夢の世界では常にゴーグルを付けており、なぜか取ることができないのですが……これにはある重要な秘密が――。(以下略)

で、北斗と常に行動を共にするのが、本作の裏の主人公・リュオン。
水色の髪の美少年にして、R-ドリーム最強の戦闘能力を誇る超戦士です。
R-ドリームから消えることがない(つまり現実世界に戻らない)という特徴があり、これは物語後半で重要な意味を持ちます。
見た瞬間に、「もしかしてトォニィ?」と言ってしまった私はかなり古い人間かも知れない。
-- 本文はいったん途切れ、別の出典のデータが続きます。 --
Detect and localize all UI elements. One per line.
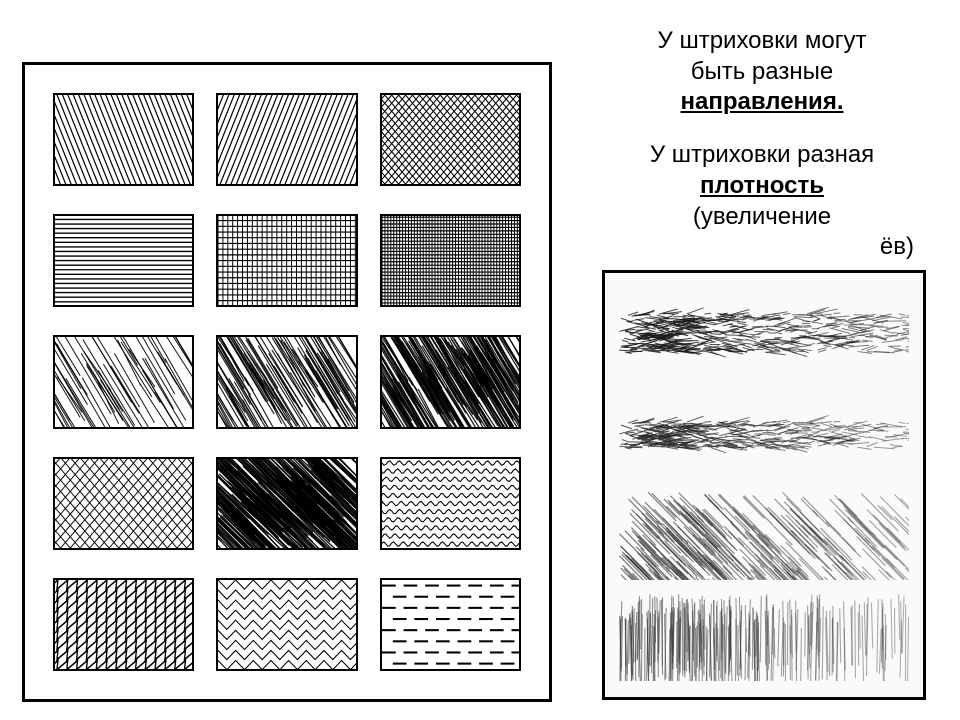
swatch-grid-dense (380, 214, 521, 307)
gradient-grad-scribble-narrow (619, 391, 909, 479)
p2-line4-partial: ёв) (582, 232, 942, 263)
swatch-scribble-dense (380, 335, 521, 428)
p1-line1: У штриховки могут (658, 27, 867, 54)
swatch-zigzag-sparse (216, 578, 357, 671)
p2-line3: (увеличение (693, 203, 831, 230)
swatch-dashes-brick (380, 578, 521, 671)
gradient-grad-scribble-tight (619, 289, 909, 377)
swatch-scribble-sparse-right (53, 335, 194, 428)
density-gradient-panel (602, 270, 926, 700)
caption-block: У штриховки могут быть разные направлени… (582, 26, 942, 285)
gradient-grad-vertical-strokes (619, 594, 909, 682)
paragraph-density: У штриховки разная плотность (увеличение… (582, 140, 942, 263)
swatch-scribble-medium (216, 335, 357, 428)
p1-line2: быть разные (691, 58, 833, 85)
p2-line1: У штриховки разная (650, 141, 874, 168)
swatch-crosshatch-loose (53, 457, 194, 550)
swatch-horizontal-lines (53, 214, 194, 307)
swatch-wavy-horizontal (380, 457, 521, 550)
swatch-crosshatch-diag (380, 93, 521, 186)
swatch-scribble-very-dense (216, 457, 357, 550)
hatch-grid-panel (22, 62, 552, 702)
swatch-grid-square (216, 214, 357, 307)
swatch-zigzag-dense (53, 578, 194, 671)
swatch-diag-lines-right (53, 93, 194, 186)
gradient-grad-diag-hatch (619, 492, 909, 580)
keyword-directions: направления. (681, 88, 844, 115)
keyword-density: плотность (700, 172, 824, 199)
paragraph-directions: У штриховки могут быть разные направлени… (582, 26, 942, 118)
swatch-diag-lines-left (216, 93, 357, 186)
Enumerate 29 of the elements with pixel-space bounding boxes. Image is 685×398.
(爆)

序盤は無数に沸いてくるゼルをひたすら退治するのがメインですが、巻が進むごとに事態は二転三転。
リュオンが現実世界にやってきたり、R-ドリームの背後にいる謎の存在と接触したり、現実でR-ドリームを調査中に北斗が世界の終末を見たり、リュオン以外の強力な戦士達が現れたり……と、とにかく色んなことが起こります。
最初に書いたように、ところどころ迷走していると感じる部分はあるものの、次に何が起こるか解らないジェットコースターのようなストーリーは結構好みでした。

ただ、この作品……壊滅的なまでにオチがひどい。
意思とは? 宗教とは? 人類とは? 自然とは? 生命とは? といった壮大過ぎるテーマをなし崩し的に放り込んでしまったため、殆ど放り投げの状態で終わってます。
エリア88の主人公じゃないけど、「何のためにR-ドリームはあったんだ!」とか叫びたい気分。

うーん、オススメするかは……微妙。
佐々木淳子の最高傑作なのは間違いないんですけどねぇ。